Occasion of evaluation Mode of adding reference items n TDC ≤ −0.379 n TDC > −0.379 n discrepancy rule n S-Tx n U-Tx Success rate (%)
PEM A 100 18 8 92 26 78.0
PEM NA 100 18 8 92 26 78.0
EM s-A 93 25 4 89 29 75.4
EM c-A 96 22 8 88 30 74.6
EM NA 98 20 6 92 26 78.0
LM s-A 70 48 4 66 52 55.9
LM c-A 78* 40* 9* 69* 49* 58.5*
LM NA 79* 39* 6* 73* 45* 61.9*
  1. Occasion of evaluation of treatment (Tx) success rate: PEM (clinician); EM, (assessor); LM, (assessor; cf legend of Figure 2). Mode of adding reference items: A, added (by clinician); s-A, separately added by clinician and by investigator (based on data from assesor), and only the added reference items from the assessor are considered in the Tx evaluation; c-A, continually added by clinician and subsequently by the investigator (based on data from assessor), and all added reference items are considered in the Tx-outcome; NA, no addition. n TDC ≤ −0.379 and n TDC > −0.379: number of patients for which TDC ≤ −0.379 or TDC > −0.379 respectively. n discrepancy rule: number of patients with application of the ‘discrepancy rule’ (see text, section ‘treatment procedure’). n S-Tx and n U-Tx: number of patients with a successful Tx and a unsuccessful Tx respectively. Note that n S-Tx = [(n TDC ≤ −0.379) – (n discrepancy rule)], and n U-Tx = [(n TDC > −0.379) + (n discrepancy rule)]. Note also that the application of the discrepancy rule was occasional, i.e. for 3.4-7.6% of the patients.

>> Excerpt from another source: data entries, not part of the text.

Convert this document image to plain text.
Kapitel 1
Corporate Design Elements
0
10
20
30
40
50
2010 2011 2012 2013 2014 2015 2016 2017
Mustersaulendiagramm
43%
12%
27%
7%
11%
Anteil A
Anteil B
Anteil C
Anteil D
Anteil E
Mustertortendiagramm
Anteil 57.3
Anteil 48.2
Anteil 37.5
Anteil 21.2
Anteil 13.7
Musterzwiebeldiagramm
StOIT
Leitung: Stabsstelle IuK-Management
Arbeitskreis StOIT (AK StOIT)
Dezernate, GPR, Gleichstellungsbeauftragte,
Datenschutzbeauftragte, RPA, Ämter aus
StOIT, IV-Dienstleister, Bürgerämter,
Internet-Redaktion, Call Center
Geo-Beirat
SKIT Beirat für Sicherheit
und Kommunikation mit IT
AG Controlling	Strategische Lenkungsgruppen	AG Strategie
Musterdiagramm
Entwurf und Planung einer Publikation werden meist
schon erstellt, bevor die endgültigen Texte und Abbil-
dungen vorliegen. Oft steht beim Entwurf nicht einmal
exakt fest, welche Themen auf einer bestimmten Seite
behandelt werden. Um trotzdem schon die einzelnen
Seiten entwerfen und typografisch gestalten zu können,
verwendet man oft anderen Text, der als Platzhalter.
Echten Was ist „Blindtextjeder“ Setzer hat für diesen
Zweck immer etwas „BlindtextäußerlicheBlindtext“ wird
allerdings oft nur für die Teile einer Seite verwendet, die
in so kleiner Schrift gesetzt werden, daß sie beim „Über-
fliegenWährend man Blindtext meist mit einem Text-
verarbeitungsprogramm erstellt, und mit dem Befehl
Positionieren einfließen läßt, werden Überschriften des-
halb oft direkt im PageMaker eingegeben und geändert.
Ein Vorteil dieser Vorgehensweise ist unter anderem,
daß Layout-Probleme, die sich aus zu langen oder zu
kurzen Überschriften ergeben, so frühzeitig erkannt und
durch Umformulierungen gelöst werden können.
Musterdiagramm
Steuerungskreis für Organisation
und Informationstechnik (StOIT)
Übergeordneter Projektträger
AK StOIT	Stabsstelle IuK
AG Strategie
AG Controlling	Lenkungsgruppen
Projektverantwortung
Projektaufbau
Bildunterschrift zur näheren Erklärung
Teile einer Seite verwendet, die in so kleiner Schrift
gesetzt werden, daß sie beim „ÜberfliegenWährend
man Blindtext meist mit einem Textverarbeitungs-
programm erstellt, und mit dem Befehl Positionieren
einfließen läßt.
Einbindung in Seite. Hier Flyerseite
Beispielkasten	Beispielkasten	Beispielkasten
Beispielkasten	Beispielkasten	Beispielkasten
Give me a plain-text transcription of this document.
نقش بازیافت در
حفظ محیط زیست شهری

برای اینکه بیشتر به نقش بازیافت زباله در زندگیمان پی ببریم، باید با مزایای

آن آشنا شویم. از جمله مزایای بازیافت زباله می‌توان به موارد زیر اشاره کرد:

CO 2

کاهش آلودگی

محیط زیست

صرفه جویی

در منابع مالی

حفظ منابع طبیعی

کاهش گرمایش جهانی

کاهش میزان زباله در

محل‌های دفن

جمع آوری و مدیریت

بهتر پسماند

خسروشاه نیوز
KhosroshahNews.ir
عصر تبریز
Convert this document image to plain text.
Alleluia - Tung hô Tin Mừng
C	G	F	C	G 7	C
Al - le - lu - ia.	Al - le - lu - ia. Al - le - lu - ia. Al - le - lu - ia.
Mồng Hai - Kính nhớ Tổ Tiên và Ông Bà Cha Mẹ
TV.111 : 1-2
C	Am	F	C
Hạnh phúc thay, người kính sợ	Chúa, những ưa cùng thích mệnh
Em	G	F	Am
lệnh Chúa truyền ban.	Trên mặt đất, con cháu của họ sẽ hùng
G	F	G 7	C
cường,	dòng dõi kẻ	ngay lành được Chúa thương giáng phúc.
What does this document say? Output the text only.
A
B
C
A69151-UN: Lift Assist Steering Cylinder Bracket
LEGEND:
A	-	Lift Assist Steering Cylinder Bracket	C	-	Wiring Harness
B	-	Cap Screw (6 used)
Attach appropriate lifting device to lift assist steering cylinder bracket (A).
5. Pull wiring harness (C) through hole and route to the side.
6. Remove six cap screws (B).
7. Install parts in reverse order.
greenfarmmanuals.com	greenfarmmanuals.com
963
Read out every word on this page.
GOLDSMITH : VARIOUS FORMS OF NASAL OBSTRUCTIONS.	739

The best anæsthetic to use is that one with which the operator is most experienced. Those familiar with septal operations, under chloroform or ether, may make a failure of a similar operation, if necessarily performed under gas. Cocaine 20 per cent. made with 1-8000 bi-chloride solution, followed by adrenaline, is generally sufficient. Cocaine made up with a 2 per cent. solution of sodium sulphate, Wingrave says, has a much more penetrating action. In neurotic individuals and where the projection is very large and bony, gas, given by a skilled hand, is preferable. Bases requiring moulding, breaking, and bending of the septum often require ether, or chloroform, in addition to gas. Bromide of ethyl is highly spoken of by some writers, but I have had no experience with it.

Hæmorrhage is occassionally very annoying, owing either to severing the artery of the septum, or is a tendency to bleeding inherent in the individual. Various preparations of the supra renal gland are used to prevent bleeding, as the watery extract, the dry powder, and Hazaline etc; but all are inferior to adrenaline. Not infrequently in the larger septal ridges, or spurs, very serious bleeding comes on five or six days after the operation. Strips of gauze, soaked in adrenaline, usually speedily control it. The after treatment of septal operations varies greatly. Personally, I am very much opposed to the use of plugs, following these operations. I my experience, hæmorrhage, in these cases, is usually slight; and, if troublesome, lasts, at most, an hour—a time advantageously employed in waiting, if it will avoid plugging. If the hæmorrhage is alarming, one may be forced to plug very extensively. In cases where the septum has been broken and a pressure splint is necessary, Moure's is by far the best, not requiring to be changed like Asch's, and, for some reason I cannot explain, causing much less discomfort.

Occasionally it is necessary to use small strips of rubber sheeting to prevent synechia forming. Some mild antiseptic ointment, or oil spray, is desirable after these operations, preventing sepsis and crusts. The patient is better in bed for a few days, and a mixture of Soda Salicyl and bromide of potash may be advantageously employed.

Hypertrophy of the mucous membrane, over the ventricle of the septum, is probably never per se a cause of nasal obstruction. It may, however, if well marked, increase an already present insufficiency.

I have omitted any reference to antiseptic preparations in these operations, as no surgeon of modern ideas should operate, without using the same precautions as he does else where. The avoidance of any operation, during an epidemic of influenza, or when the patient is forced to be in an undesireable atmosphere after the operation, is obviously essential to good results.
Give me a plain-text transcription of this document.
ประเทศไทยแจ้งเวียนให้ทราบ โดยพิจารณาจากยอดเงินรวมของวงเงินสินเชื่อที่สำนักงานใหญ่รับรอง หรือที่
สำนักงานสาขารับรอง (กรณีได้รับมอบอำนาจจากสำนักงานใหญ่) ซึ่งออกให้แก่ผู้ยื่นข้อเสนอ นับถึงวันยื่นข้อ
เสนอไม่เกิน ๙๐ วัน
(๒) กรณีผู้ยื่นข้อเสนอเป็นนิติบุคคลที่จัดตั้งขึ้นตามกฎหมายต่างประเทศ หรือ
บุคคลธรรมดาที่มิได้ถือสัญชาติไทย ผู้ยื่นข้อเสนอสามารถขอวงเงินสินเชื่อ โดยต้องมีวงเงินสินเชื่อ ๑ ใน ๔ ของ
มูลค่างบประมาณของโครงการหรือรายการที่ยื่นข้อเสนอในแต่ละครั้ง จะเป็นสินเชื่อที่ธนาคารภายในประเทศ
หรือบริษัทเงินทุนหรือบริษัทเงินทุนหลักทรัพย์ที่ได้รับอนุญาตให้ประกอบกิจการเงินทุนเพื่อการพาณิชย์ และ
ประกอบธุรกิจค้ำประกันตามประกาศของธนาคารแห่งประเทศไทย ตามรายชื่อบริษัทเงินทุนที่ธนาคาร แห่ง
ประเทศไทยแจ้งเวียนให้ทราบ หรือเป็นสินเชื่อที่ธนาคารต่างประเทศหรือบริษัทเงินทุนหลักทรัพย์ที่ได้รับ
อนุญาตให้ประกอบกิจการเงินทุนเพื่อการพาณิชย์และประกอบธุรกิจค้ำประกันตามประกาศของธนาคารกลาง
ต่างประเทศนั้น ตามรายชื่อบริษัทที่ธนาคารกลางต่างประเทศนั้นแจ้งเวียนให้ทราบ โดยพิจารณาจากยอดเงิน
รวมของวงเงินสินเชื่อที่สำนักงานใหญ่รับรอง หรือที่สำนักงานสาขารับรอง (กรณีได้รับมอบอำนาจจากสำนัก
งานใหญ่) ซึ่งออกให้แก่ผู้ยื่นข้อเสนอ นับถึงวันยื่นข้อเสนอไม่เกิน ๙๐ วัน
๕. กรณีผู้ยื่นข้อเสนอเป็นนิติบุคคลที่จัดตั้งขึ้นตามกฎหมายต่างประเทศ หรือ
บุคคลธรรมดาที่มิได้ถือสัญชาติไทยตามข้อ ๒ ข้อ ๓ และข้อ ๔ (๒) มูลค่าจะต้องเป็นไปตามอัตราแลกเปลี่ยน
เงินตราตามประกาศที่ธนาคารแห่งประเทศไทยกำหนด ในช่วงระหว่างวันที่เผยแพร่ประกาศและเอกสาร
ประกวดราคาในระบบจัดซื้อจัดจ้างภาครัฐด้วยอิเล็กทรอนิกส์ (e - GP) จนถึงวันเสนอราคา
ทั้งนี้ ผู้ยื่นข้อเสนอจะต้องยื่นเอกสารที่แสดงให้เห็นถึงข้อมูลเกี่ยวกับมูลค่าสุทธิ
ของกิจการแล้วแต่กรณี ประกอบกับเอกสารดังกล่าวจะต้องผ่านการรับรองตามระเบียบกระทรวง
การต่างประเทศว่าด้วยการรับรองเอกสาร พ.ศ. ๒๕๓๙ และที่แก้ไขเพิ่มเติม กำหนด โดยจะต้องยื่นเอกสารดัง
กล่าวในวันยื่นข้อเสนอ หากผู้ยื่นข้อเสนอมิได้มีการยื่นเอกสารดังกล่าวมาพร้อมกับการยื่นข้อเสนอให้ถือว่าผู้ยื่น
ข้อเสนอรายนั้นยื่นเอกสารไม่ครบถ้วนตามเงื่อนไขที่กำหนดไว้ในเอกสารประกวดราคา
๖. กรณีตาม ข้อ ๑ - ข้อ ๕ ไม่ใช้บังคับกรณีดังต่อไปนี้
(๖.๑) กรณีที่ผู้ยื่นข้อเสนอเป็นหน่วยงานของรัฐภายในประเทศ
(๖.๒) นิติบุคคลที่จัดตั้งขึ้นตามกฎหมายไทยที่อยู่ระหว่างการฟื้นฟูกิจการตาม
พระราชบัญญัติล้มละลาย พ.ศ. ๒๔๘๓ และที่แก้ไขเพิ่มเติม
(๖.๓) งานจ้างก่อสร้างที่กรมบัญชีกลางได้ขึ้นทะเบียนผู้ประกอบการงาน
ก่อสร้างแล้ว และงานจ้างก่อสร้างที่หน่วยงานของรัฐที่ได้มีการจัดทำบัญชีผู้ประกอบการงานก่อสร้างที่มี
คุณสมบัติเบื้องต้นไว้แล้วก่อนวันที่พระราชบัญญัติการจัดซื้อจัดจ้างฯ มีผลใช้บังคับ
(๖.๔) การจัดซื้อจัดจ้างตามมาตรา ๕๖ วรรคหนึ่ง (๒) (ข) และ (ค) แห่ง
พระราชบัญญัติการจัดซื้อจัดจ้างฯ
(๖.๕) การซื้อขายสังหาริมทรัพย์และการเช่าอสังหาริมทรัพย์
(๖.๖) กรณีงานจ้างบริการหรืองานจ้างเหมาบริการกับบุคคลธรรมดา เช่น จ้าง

  2. Success rate (%) = (n S-Tx/118)×100% (118 = total number of patients).
  3. *, values based on n = 89 patients who entered the follow-up at EM according to separately added reference items (s-A) from the assessor (the mode of addition used in the RCT of the present study). Because the number of patients entering the follow-up at EM would have been slightly larger according to NA (n = 92) than actually occurring according to s-A (n = 89), the success-rate (n S-Tx) at LM might be slightly underestimated for the mode NA. The success-rate at LM is approximately correctly estimated for the mode c-A as the number of patients entering the follow-up was nearly the same for c-A (n = 88) as for s-A (n = 89). Note that regardless of a possible underestimation of n S-Tx for LM, NA, the value of success-rate is the smallest for LM, s-A.